Like all I searched for the way back, but it was mine a little more,
For inside me fluttered dream’s violet shadows.
Helen meanwhile pierced me through and through
With her fate of a woman twice abducted.
There is no other man in this world can love his sad fate
Like this.
For her too is the house – the rocks that roll darkly
Inside the garden.
The rooms are also for you, Egyptian slave, soft creature of breath:
Both shall I protect one hundred years more –
For death, if it has not conquered me yet,
Has already come.
Rethymnon, open vein:
In it I glimpse the vain forces of all of Greece.

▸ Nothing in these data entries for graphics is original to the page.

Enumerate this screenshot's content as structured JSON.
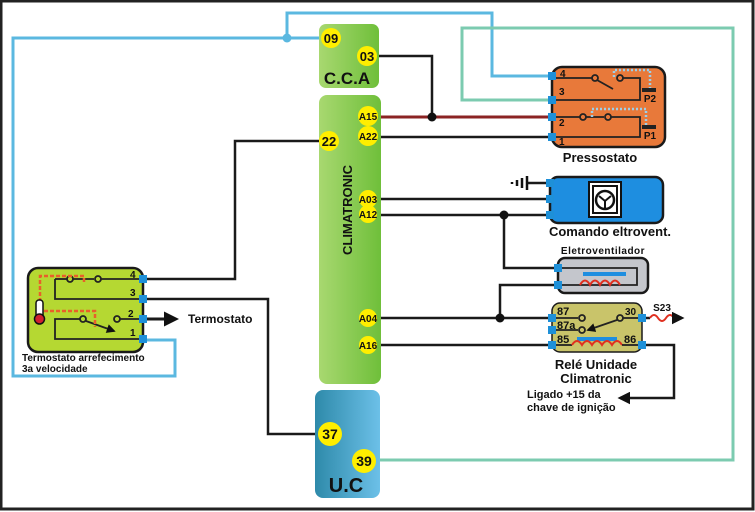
{
  "diagram": {
    "colors": {
      "wire_black": "#1a1a1a",
      "wire_blue": "#5bb8e0",
      "wire_green": "#7ccbb0",
      "wire_red": "#8b2323",
      "module_green": "#8ccc4a",
      "module_blue": "#3a9ac0",
      "pressostato_orange": "#e8793a",
      "comando_blue": "#1e8ee0",
      "thermostat_green": "#b5d832",
      "relay_khaki": "#c9c46a",
      "pin_blue": "#1e90d8",
      "terminal_yellow": "#ffee00"
    },
    "cca": {
      "name": "C.C.A",
      "terminals": [
        "09",
        "03"
      ]
    },
    "climatronic": {
      "name": "CLIMATRONIC",
      "terminals": [
        "A15",
        "A22",
        "22",
        "A03",
        "A12",
        "A04",
        "A16"
      ]
    },
    "uc": {
      "name": "U.C",
      "terminals": [
        "37",
        "39"
      ]
    },
    "pressostato": {
      "label": "Pressostato",
      "pins": [
        "4",
        "3",
        "2",
        "1"
      ],
      "switches": [
        "P2",
        "P1"
      ]
    },
    "comando": {
      "label": "Comando eltrovent.",
      "icon": "fan-icon",
      "ground": "ground-icon"
    },
    "eletroventilador": {
      "label": "Eletroventilador",
      "icon": "coil-icon"
    },
    "relay": {
      "label_line1": "Relé Unidade",
      "label_line2": "Climatronic",
      "pins_left": [
        "87",
        "87a",
        "85"
      ],
      "pins_right": [
        "30",
        "86"
      ],
      "fuse": "S23"
    },
    "thermostat": {
      "label_line1": "Termostato arrefecimento",
      "label_line2": "3a velocidade",
      "pins": [
        "4",
        "3",
        "2",
        "1"
      ],
      "output_label": "Termostato"
    },
    "ignition": {
      "label_line1": "Ligado +15 da",
      "label_line2": "chave de ignição"
    }
  }
}
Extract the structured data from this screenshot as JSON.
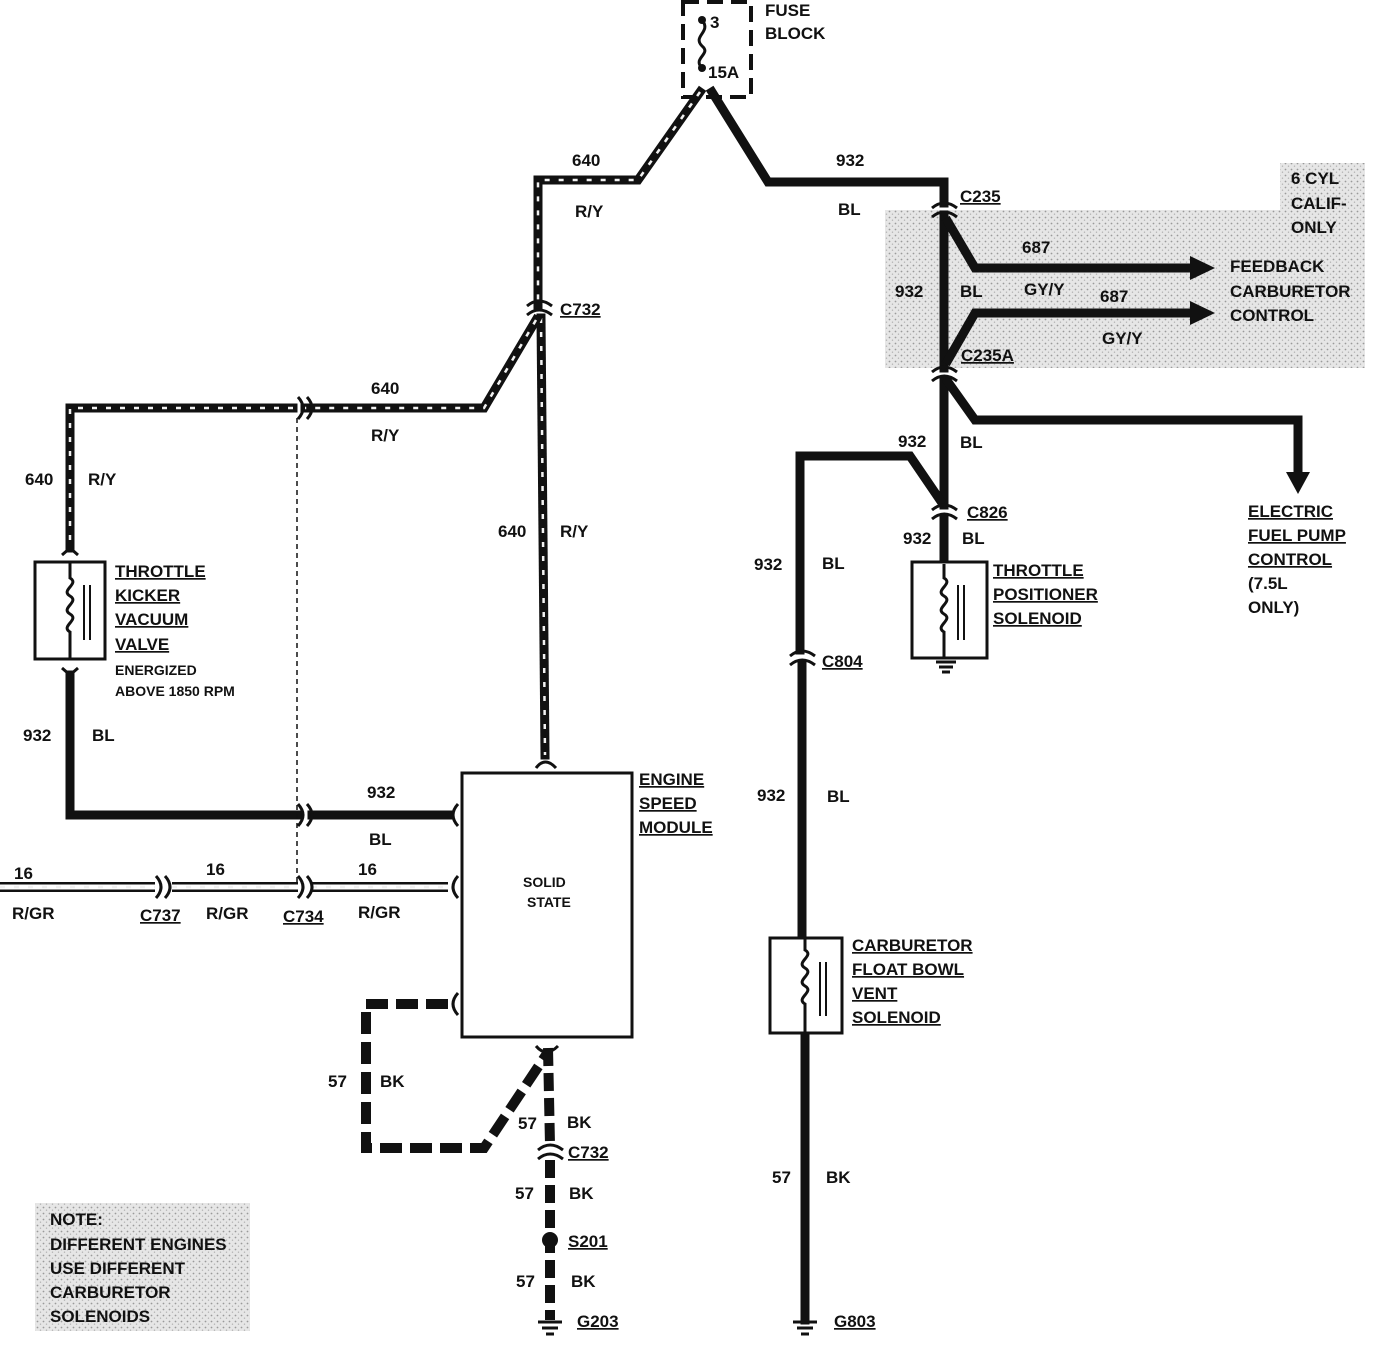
{
  "fuse_block": {
    "label_1": "FUSE",
    "label_2": "BLOCK",
    "fuse_number": "3",
    "rating": "15A"
  },
  "wires": {
    "c640_top": {
      "number": "640",
      "color": "R/Y"
    },
    "c932_top": {
      "number": "932",
      "color": "BL"
    },
    "c640_mid": {
      "number": "640",
      "color": "R/Y"
    },
    "c640_left": {
      "number": "640",
      "color": "R/Y"
    },
    "c640_vert": {
      "number": "640",
      "color": "R/Y"
    },
    "c932_left": {
      "number": "932",
      "color": "BL"
    },
    "c932_esm": {
      "number": "932",
      "color": "BL"
    },
    "c16_a": {
      "number": "16",
      "color": "R/GR"
    },
    "c16_b": {
      "number": "16",
      "color": "R/GR"
    },
    "c16_c": {
      "number": "16",
      "color": "R/GR"
    },
    "c932_between": {
      "number": "932",
      "color": "BL"
    },
    "c687_a": {
      "number": "687",
      "color": "GY/Y"
    },
    "c687_b": {
      "number": "687",
      "color": "GY/Y"
    },
    "c932_c235a": {
      "number": "932",
      "color": "BL"
    },
    "c932_c826": {
      "number": "932",
      "color": "BL"
    },
    "c932_right_upper": {
      "number": "932",
      "color": "BL"
    },
    "c932_right_lower": {
      "number": "932",
      "color": "BL"
    },
    "c57_loop": {
      "number": "57",
      "color": "BK"
    },
    "c57_a": {
      "number": "57",
      "color": "BK"
    },
    "c57_b": {
      "number": "57",
      "color": "BK"
    },
    "c57_c": {
      "number": "57",
      "color": "BK"
    },
    "c57_right": {
      "number": "57",
      "color": "BK"
    }
  },
  "connectors": {
    "c235": "C235",
    "c235a": "C235A",
    "c732_top": "C732",
    "c732_bottom": "C732",
    "c826": "C826",
    "c804": "C804",
    "c737": "C737",
    "c734": "C734",
    "s201": "S201",
    "g203": "G203",
    "g803": "G803"
  },
  "components": {
    "kicker": {
      "line1": "THROTTLE",
      "line2": "KICKER",
      "line3": "VACUUM",
      "line4": "VALVE",
      "note1": "ENERGIZED",
      "note2": "ABOVE 1850 RPM"
    },
    "positioner": {
      "line1": "THROTTLE",
      "line2": "POSITIONER",
      "line3": "SOLENOID"
    },
    "esm": {
      "line1": "ENGINE",
      "line2": "SPEED",
      "line3": "MODULE",
      "inner1": "SOLID",
      "inner2": "STATE"
    },
    "float_bowl": {
      "line1": "CARBURETOR",
      "line2": "FLOAT BOWL",
      "line3": "VENT",
      "line4": "SOLENOID"
    },
    "feedback": {
      "line1": "FEEDBACK",
      "line2": "CARBURETOR",
      "line3": "CONTROL"
    },
    "fuel_pump": {
      "line1": "ELECTRIC",
      "line2": "FUEL PUMP",
      "line3": "CONTROL",
      "line4": "(7.5L",
      "line5": "ONLY)"
    }
  },
  "calif_note": {
    "line1": "6 CYL",
    "line2": "CALIF-",
    "line3": "ONLY"
  },
  "note": {
    "line1": "NOTE:",
    "line2": "DIFFERENT ENGINES",
    "line3": "USE DIFFERENT",
    "line4": "CARBURETOR",
    "line5": "SOLENOIDS"
  },
  "colors": {
    "ink": "#111111",
    "paper": "#ffffff",
    "shade": "#d6d6d6"
  }
}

And on my body the unhappy infection coagulates
Billions of tiny angry fiords.
Drunken summer, drunken aftermath.
There’s a man playing the oud every morning under our windows.
I see and don’t see, I’m blind under the light,
I end up sharpening a knife inside me.
Maria Nefeli, vapour and gold on days of ivory,
You leaned out of violence, out of the imprecise.
XI
I came not to Troy, I was only a phantom.

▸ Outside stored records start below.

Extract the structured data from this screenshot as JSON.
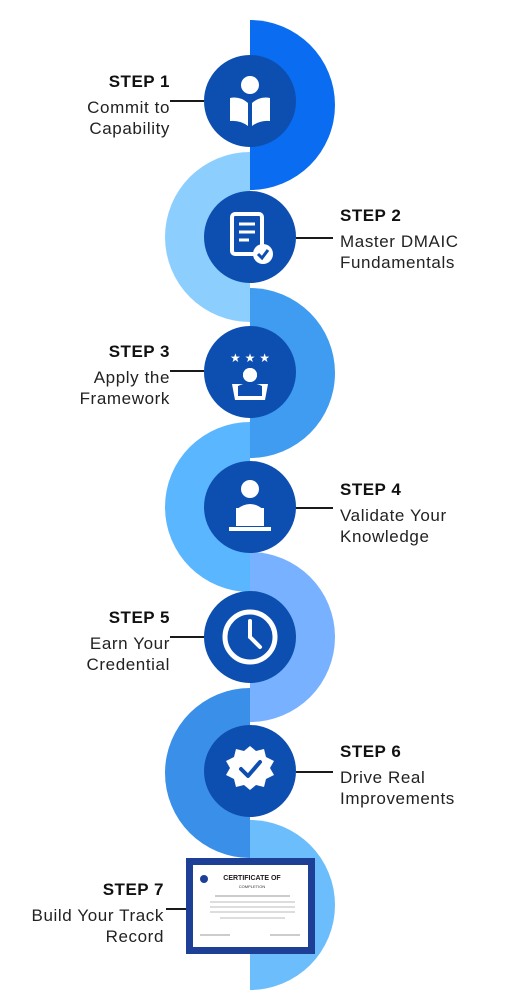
{
  "steps": [
    {
      "title": "STEP 1",
      "desc": "Commit to\nCapability",
      "icon": "book-reader-icon"
    },
    {
      "title": "STEP 2",
      "desc": "Master DMAIC\nFundamentals",
      "icon": "document-check-icon"
    },
    {
      "title": "STEP 3",
      "desc": "Apply the\nFramework",
      "icon": "team-gear-stars-icon"
    },
    {
      "title": "STEP 4",
      "desc": "Validate Your\nKnowledge",
      "icon": "person-at-laptop-icon"
    },
    {
      "title": "STEP 5",
      "desc": "Earn Your\nCredential",
      "icon": "clock-icon"
    },
    {
      "title": "STEP 6",
      "desc": "Drive Real\nImprovements",
      "icon": "check-badge-icon"
    },
    {
      "title": "STEP 7",
      "desc": "Build Your Track\nRecord",
      "icon": "certificate-image"
    }
  ],
  "certificate": {
    "title": "CERTIFICATE OF",
    "subtitle": "COMPLETION"
  },
  "colors": {
    "circle": "#0d4fb0",
    "band1": "#0a6cf0",
    "band2": "#8ccfff",
    "band3": "#3f9cf0",
    "band4": "#5ab6ff",
    "band5": "#77b1ff",
    "band6": "#3a8fe8",
    "band7": "#6cbdfc"
  }
}
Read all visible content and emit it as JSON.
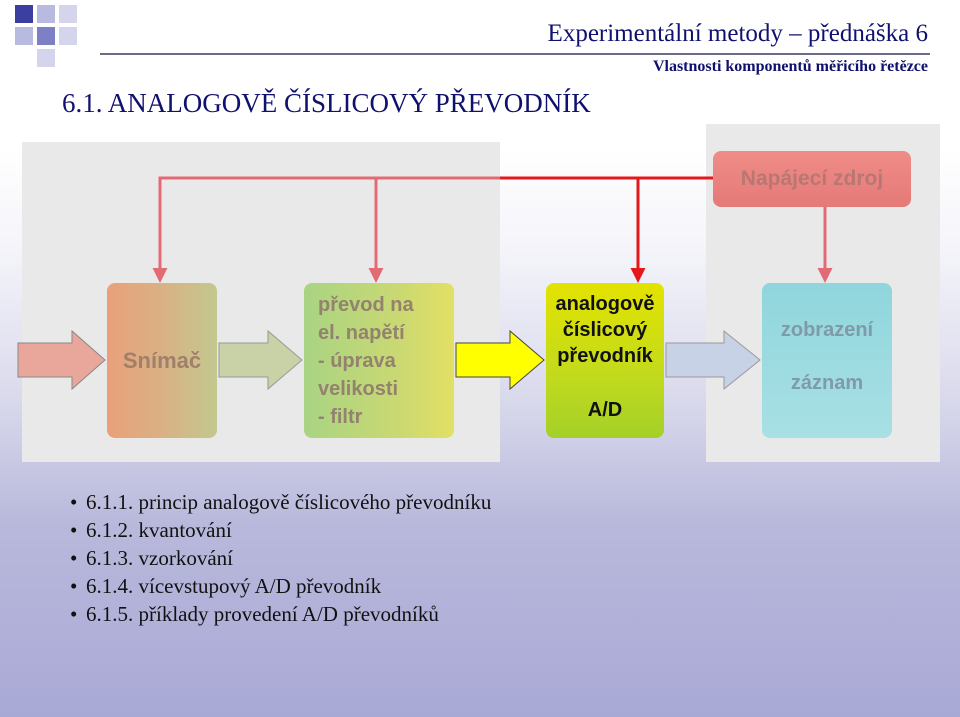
{
  "header": {
    "title": "Experimentální metody – přednáška 6",
    "subtitle": "Vlastnosti komponentů měřicího řetězce"
  },
  "section_title": "6.1. ANALOGOVĚ ČÍSLICOVÝ PŘEVODNÍK",
  "diagram": {
    "snimac": "Snímač",
    "prevod_lines": [
      "převod na",
      "el. napětí",
      "- úprava",
      "velikosti",
      "- filtr"
    ],
    "ad_lines": [
      "analogově",
      "číslicový",
      "převodník"
    ],
    "ad_label": "A/D",
    "zobrazeni": "zobrazení",
    "zaznam": "záznam",
    "napajeci_zdroj": "Napájecí zdroj"
  },
  "bullets": [
    "6.1.1. princip analogově číslicového převodníku",
    "6.1.2. kvantování",
    "6.1.3. vzorkování",
    "6.1.4. vícevstupový A/D převodník",
    "6.1.5. příklady provedení A/D převodníků"
  ],
  "colors": {
    "title_blue": "#10106e",
    "power_line_red": "#e4181b",
    "power_line_pink": "#e26a74",
    "arrow_pink": "#e8a79a",
    "arrow_yellow": "#ffff00"
  }
}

And yet with words, nothing, nowhere,
From top to bottom: nothing.
I grew up convinced of growing but motionless and backwards in time
Thus was I moving forward.
From top to bottom, bound to a thread
Hand and foot from top to toe
And upside down:
This is fate observed at my latitude.
And then the Notos that blows, stripped me
Of my name.
That wave under the fingernails – depth, a bare mention:
The negligible I keep hidden
just enough for us to be saved.
Saved, and the dream melted away,
And from the eyes you shut like stones in my hand
Speaks the ancient icon I once was.
Helen... you whisper, gurgling at my ear:
Pregnant with wind I answer with symbols.
My mortal life, my dream!
Scrapped off presence whose resin drips at one’s feet.
Phantom, empty shape
Substance without a sharp edge or a footprint:
To which do I belong, to which go the bereavement and the pain?
I sink into two dissimulations,
there isn’t one spring in which I can at last let my
image dissolve.
An oiled word, suitable to my fluid speech:
Each section of my body commands my other.
The time marked by the body is a time of war,
My dear.
Raging iambics arch over the eyelashes
Words crashing echo my dumb speech;
Like a slow army the empty assonance advances
steadily, patiently, filling me with its spoken-unspoken.
It has uttered me on the cutting verge of reason,
Unfleshed and cut off:
Articulated as a breath of crystal pain
Melted glass in the Olympian workshop
A god made my lot twofold.
Never, never came I to Troy:
That event was the business of a shade.